Book Review — The Productive Programmer

Posted: 08 February 2010

I recently finished Neal Ford’s The Productive Programmer, which was a fast read. It exists as a spiritual successor of The Pragmatic Programmer. But where The Pragmatic Programmer gave maxims, The Productive Programmer discusses recipe-type solutions to common problems the author perceived at the time of writing, 2008. There’s a slight bias towards Java, which was (mostly) king of the coding world at the time, and Java’s two main IDEs, Eclipse and Netbeans. Luckily, the book goes beyond those topics and in some sections covers Windows, Linux and Mac OS X and their respective IDEs and editors.
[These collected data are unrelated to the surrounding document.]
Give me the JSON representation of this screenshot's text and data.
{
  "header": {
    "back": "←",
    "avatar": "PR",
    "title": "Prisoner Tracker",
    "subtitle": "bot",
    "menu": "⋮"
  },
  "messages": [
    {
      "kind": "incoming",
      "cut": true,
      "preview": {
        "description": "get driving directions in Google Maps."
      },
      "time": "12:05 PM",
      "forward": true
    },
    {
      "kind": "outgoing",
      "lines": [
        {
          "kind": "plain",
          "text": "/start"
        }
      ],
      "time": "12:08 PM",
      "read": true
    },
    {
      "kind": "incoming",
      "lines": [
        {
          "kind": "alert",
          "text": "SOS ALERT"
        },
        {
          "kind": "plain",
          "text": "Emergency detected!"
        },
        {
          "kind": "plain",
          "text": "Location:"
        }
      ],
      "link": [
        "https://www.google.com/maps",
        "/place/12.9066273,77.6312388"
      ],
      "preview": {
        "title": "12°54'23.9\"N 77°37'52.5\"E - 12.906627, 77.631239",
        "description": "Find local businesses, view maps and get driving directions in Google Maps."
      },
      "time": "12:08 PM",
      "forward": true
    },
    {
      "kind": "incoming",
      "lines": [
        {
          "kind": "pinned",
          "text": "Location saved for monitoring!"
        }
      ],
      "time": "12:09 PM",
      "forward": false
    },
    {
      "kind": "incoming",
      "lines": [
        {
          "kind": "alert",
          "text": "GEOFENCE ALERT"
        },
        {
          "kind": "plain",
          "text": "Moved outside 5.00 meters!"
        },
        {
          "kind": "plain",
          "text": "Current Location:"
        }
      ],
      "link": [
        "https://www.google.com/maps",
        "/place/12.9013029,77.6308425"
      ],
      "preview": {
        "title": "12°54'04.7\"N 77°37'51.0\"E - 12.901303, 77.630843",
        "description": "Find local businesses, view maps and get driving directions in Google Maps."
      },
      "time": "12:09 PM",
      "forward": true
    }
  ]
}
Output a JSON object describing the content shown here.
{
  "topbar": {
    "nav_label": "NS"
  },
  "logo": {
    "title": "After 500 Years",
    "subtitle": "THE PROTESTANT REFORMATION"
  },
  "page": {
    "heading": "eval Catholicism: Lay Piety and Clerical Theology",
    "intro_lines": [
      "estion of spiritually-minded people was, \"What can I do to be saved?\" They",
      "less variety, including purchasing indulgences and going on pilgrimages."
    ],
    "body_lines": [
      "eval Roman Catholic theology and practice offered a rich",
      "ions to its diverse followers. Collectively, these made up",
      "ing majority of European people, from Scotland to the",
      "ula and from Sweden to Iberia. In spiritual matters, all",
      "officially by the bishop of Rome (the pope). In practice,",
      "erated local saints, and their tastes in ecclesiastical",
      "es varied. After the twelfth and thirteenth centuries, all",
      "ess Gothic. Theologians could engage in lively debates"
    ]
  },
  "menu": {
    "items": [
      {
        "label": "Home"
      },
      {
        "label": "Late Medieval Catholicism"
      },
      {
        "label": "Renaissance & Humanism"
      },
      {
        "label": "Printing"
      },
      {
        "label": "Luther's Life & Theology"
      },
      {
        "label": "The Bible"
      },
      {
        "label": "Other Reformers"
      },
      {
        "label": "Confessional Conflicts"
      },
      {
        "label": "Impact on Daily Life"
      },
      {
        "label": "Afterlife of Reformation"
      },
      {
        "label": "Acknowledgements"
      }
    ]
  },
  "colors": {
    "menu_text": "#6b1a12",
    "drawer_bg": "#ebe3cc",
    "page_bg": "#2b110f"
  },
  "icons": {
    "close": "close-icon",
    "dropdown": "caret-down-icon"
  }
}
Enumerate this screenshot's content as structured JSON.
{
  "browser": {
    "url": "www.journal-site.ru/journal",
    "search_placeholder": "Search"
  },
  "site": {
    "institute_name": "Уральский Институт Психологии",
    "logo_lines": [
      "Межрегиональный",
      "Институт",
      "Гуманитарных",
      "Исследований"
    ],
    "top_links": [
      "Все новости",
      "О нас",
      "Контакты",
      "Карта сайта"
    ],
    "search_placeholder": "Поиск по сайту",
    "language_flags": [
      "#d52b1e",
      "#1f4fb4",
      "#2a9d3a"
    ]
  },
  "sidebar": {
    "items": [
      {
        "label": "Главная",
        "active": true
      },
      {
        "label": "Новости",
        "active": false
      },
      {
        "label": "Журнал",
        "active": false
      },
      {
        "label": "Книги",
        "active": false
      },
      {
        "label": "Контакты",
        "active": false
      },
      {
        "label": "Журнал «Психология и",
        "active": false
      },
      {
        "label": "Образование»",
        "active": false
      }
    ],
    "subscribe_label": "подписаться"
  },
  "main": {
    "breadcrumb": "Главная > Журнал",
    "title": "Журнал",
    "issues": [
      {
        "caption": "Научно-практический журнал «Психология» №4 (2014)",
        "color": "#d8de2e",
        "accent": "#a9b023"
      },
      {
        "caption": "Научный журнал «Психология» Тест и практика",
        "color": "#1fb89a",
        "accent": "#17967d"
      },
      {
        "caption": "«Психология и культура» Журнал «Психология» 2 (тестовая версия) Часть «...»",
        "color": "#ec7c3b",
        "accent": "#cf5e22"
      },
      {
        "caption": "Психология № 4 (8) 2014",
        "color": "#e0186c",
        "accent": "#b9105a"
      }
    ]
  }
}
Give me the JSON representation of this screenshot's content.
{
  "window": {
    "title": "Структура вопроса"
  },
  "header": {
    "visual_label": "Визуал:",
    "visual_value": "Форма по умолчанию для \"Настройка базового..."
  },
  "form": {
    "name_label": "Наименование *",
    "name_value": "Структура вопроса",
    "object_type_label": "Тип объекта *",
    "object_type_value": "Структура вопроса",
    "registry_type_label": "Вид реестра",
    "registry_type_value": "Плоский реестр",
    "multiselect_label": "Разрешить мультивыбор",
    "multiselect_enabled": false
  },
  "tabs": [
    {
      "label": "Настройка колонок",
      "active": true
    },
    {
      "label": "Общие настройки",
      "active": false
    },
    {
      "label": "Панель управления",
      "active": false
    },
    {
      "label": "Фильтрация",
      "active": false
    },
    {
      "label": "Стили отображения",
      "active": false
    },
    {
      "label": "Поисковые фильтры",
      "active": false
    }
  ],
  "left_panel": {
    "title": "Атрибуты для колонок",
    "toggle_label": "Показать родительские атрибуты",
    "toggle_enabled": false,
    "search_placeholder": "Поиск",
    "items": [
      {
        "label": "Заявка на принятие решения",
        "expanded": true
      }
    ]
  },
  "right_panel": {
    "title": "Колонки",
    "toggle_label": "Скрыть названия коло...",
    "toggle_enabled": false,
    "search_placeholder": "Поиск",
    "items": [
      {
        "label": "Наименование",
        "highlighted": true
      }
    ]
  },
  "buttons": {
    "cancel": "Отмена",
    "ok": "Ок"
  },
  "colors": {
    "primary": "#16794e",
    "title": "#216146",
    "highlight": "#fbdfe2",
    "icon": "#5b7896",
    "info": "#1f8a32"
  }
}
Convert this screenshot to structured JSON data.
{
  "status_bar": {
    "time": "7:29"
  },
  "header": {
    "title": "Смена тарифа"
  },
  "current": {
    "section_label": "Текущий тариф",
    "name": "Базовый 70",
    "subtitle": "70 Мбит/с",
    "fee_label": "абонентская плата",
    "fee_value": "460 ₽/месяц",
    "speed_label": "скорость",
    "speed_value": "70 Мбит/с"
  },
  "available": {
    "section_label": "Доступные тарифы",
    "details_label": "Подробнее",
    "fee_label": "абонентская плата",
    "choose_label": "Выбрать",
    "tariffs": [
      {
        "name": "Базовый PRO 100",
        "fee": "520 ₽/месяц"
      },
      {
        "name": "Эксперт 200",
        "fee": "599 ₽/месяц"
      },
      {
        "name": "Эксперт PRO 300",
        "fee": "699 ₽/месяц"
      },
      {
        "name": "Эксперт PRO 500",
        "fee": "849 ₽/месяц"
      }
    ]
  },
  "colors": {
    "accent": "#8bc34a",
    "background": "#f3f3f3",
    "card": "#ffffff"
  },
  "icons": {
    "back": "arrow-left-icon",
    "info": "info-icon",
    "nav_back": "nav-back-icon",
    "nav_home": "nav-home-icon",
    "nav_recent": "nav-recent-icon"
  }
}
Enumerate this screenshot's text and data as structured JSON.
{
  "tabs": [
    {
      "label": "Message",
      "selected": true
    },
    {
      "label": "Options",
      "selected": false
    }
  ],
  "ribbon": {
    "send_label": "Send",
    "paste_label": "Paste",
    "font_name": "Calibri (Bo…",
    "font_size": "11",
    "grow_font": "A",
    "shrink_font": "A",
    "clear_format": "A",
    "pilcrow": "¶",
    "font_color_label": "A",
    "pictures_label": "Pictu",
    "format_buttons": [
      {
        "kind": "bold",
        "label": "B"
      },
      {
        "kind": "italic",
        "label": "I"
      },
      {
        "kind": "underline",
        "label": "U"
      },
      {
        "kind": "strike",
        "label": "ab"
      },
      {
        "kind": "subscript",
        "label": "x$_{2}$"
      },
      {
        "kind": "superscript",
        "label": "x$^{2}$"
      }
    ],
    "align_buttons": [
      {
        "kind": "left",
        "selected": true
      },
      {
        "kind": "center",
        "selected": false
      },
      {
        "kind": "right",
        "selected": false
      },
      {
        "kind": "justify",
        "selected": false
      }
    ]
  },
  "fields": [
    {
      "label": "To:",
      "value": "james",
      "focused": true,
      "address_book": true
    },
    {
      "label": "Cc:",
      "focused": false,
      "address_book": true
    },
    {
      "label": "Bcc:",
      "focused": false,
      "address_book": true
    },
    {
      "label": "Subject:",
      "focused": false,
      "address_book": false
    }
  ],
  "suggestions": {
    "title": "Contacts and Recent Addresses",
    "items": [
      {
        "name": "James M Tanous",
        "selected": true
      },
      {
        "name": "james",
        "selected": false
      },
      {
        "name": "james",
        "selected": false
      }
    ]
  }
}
After presenting some “recipes,” the book goes on to talk about the process of finding ways to be more productive as a programmer, which explains the title.

The author describes the reason for creating the book as thus: When stuck in an airport terminal with a software engineer friend, they wondered “Did the world really need another book on regular expressions?” While regular expressions are powerful, there are a bunch of books on that topic that are already excellent. O’Reilly’s Mastering Regular Expressions comes to mind. Becoming fluent in regular expressions is just one way to increase your productivity as a programmer. This book sets out with a loftier goal of teaching you to find ways to be more productive.

Most of the recipes were things I already did on Mac OS X in developing software — the Windows tips didn’t really apply to anything I do. I already use Google Quick Search as a replacement for Quicksilver and Launchbar to keep myself from wasting too much time in the Finder. I try to make the most of my text editor of choice, Textmate, and its bundles. I keep data in plaintext (really a habit I picked up from The Pragmatic Programmer) and keep my files/code/etc much under little git repos. That isn’t to say that the book wasn’t interesting or helpful to me. Some of the things I picked up were in the Practice section (Chapters 6 to 16, so the bulk of the book) that covered coding, particularly object-oriented design, DRYing up documentation, and test-driven development.

There is an appendix of concepts in the bash shell, which will be useful those that aren’t familiar or comfortable with getting things done in the shell. Personally, I’ve been using bash for so long that many of the tricks involving grep and find they discussed in the book I’ve figured out in the past, sometimes with a wildly different solution.

Ultimately, at roughly 220 pages it was a quick read and fairly informative. I’ve been pushing friends to read it, especially people approaching coding from a web design/web app background rather than a Linux & Java background, to see how they like it. For those that have already read The Pragmatic Programmer more than twice, it’s probably worth the quick read, but you’re likely already doing and thinking similar things day-to-day. Recommended.